My Visitors

Sunday 10 January 2016

7 January 2016 – Incan ruins near Cusco

Not much better sleep last night either.  Disco finishes at 5.30AM, church bells ring at 5.30AM, sun comes up at around 5.30AM.  Bugger.

As a consequence, we get up early.  We have to move rooms (as planned) as someone else has the fancy room booked. Our new room is great, at the bottom of the complex, down four flights of stairs.  Going down is no big deal, but coming up takes some effort.  The porter(?) proves to be a lad of some strength and stamina, running our (heavy) bags down to the room and racing back up to get the remainder.  We’re happy to tip him!  The new room is certainly quieter (for the moment), with very thick walls, so let’s hope it keeps the disco noise out.

For today’s expeditions, we are going to visit the Incan ruins just outside of Cusco – Q’enco, Pukapucara and Sacsayhuaman.  Rather than take an expensive guided tour, we are recommended that it is easy to take a taxi up there and then move around by local bus.  The ruins at Q’enco are small but impressive.  Andrea is very much taken by the cave and sacrificial altar inside it.  Less impressive is the complete lack of information available to anyone that does not arrive on a guided tour.  No signs, no maps available, nothing.  Sadly, it becomes a recurring theme.  The Q’enco site is actually cut in half by the road.  The most impressive part is downhill, but the uphill part was also quite interesting and virtually deserted.

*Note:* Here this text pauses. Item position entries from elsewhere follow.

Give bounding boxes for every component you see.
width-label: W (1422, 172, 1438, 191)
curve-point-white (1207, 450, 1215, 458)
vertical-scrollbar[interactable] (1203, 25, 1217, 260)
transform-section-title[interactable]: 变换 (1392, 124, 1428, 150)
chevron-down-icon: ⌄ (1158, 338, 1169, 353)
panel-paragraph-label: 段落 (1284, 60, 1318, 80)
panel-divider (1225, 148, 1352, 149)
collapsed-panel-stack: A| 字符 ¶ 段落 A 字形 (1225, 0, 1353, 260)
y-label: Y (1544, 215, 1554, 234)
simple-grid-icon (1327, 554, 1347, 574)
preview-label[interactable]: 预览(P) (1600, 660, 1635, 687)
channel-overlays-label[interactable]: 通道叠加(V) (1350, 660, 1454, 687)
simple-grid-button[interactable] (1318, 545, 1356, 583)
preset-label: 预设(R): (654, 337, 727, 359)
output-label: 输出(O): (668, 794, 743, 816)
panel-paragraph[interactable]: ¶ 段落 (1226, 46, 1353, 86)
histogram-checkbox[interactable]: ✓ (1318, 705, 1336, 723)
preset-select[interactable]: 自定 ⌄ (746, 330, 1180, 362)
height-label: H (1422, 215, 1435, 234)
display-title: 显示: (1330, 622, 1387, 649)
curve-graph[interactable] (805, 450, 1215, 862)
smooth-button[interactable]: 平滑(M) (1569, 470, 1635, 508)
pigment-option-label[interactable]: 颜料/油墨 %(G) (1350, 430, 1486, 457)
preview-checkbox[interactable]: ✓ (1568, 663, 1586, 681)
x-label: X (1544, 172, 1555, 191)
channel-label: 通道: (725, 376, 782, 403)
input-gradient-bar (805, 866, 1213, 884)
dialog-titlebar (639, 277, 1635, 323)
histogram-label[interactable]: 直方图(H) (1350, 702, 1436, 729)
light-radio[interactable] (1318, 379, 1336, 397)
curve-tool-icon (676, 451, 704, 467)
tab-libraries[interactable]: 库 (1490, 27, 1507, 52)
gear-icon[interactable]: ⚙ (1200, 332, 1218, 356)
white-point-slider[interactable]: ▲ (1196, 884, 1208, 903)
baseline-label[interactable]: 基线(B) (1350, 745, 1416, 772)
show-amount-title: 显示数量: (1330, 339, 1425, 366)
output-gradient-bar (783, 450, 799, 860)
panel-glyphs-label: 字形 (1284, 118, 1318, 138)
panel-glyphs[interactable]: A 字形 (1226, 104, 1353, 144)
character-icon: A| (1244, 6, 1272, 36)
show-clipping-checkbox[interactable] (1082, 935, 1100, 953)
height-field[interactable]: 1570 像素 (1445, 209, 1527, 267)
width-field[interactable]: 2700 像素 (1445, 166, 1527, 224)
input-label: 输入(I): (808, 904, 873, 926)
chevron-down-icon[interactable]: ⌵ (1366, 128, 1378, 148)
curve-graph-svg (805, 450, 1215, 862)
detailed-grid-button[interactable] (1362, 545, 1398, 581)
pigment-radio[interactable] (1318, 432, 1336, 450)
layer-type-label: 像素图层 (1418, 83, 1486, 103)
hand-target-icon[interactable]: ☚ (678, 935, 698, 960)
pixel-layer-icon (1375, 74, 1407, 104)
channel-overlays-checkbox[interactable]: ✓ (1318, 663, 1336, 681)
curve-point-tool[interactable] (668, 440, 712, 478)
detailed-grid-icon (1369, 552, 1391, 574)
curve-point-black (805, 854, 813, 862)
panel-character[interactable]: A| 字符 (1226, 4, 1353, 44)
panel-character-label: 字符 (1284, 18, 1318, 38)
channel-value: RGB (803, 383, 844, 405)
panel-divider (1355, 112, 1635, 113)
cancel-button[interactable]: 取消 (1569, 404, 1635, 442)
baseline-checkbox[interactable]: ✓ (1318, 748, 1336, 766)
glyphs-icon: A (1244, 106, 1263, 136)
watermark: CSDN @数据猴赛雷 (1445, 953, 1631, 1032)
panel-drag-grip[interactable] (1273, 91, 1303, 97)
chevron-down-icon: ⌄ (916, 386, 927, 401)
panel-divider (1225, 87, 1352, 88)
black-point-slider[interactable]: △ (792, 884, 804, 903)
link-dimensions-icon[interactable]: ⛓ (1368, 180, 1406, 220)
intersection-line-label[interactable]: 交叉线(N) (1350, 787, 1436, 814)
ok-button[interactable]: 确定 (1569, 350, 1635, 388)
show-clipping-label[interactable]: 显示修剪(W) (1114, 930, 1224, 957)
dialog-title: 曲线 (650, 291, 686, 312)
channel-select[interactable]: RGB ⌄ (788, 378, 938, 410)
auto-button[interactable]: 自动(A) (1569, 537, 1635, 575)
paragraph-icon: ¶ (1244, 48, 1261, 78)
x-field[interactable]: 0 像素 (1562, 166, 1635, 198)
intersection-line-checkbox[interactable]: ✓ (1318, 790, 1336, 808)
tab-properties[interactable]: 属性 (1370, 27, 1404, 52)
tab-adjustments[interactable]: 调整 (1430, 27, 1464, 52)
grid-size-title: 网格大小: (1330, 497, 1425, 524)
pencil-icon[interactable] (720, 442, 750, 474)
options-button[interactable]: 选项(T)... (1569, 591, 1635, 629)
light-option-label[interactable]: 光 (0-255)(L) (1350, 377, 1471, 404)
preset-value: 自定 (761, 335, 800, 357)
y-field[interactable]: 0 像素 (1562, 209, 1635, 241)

We caught the bus up to Pukapucara for the grand sum of 1 sol each.  There was no entrance person to check our ticket, however it is only a small site and didn’t take long to wander around.  It’s a nice site though.  We then head downhill in the bus to Sacsayhuaman.  If you pronounce it how us westerners do, you get “Sexy Woman”, or near enough to it. The bus drops us off at an intersection nearby, requiring a 10 minute walk in the hot sun.  I add more sunscreen to my neck, but the sun still has some serious bite to it.  On entering the site, we are greeted by a lady who offers to guide us around.  Thirty soles for an hour or 50 soles for 1.5 hours.  We decide that 1.5 hours seems fine and agree to that.  Turns out she is a great choice as a guide.  She takes us through a part we would never have found or understood and then through the more obvious parts of the remainder of the site – think big scale Inca masonry.  We are very impressed by the site and recommend it to anyone visiting Cusco – don’t miss it!

From Sacsayhuaman, it’s only a 15 minute walk downhill back to our hotel.  In the street before ours, we spy the street name on a small sign – Calle Resbalosa (Slippery Street), which is quite amusing and looks completely appropriate, as the street is very steep and narrow.  While taking a photo, I spot a small sign regarding a restaurant called Organika, offering vegetarian food, salads etc.  Why not, we ask?  We carefully descend the street and just as we find a cross-street we recognise from yesterday, we find the restaurant.  It is very unassuming from outside, and at first glance inside too, however we are hungry and tired, so sit down to try something.  The menu looks really interesting, so who knows.  Turned out to be a fabulous lunch.  They grow their own organic vegetables and while selling to a whole bunch of local restaurants, decided they’d give their own restaurant a go just over a year ago.  They are doing a great job of it.  Well presented, delicious food.  Highly recommended to anyone in the area, as well as to those who aren’t.  Come and visit them and support a bunch of people having a go and doing a good job of it!

Back at the hotel, we survey the damage.  As mentioned, there was plenty of sun.  It was also my first day out and about in shorts for a while and while I put sunscreen on my neck and arms, I missed a few bits, including my face, nose and especially legs.  I’m surprised at how red they are – I’d felt the sun on my neck and arms but not anywhere else.  Disappointing effort on my behalf.  As the night wears on, I look more and more like Rudolph!

We book tickets on the train from Ollantaytambo to Aguas Calientes for our visit to Machu Picchu.  Pretty darn expensive, but we’re making up for it by taking the cheap option from Cusco to Ollantaytambo – a collectivo which costs 10 soles each, which is about 4 dollars.  The trick with collectivos though, is that they only leave when they are full.  We’ll see how that goes.

There is heavy rain before and during our dinner.  Let’s hope that’s not a sign of things to come.